CUDA-aware OpenMPI: No GPU process when benchmarking

I’m attempting to configure OpenMPI to use CUDA. However, once the system is setup and I execute an mpirun command and check the GPU processes using nvidia-smi, nothing appears to be there. (There does appear to be some memory usage when running vs not running benchmarks, but I’d really like the GPU do some processing)

I’m using NASA NAS Parallel Benchmarks, specifically EP - Embarrassingly Parallel, since I would expect there to be some tangible increase in performance between a CUDA-aware vs non-CUDA OpenMPI, but I don’t see any gains.

Note when not running benchmarks, no memory is used.

I installed both CUDA and the Nvidia driver from runfiles.

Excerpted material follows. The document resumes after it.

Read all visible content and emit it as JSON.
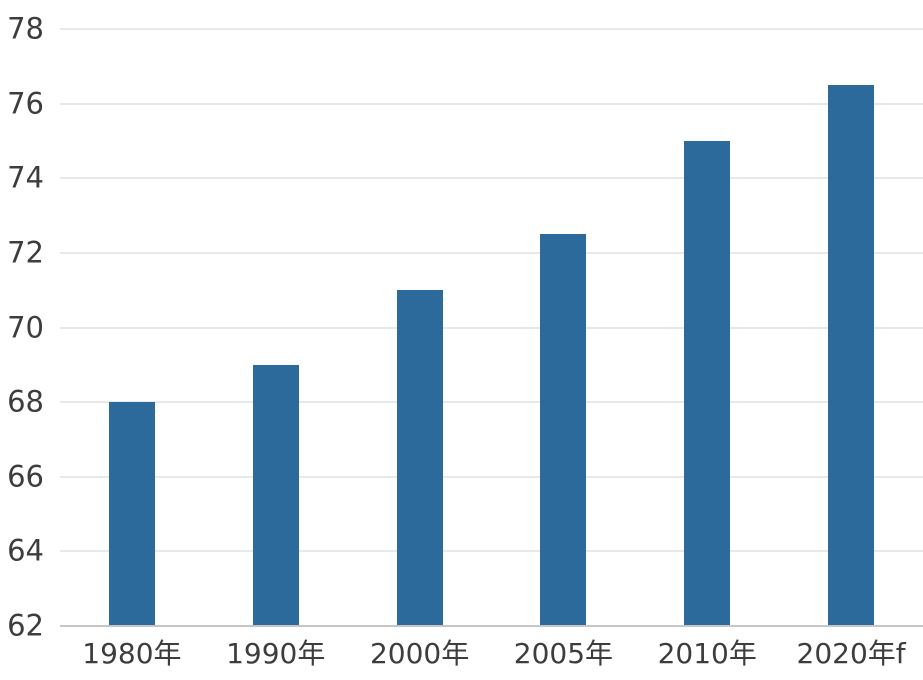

My Nvidia driver version is 460.91.03
My Cuda version is 11.2, I’ve also attached the results of nvcc --version

(In order: nvidia-smi when not running benchmark, nvcc --version, and nvidia-smi when running benchmark)

I’m also using UCX configured with this command:
./configure --prefix=/usr/local/ucx/ --with-cuda=/usr/local/cuda-11.2

Then configuring OpenMPI as follows:
./configure prefix=/usr/local/ompi --with-ucx=/usr/local/ucx --with-cuda=/usr/local/cuda-11.2

I’ve been banging my head on this for a couple days now, so any insight would be greatly appreciated.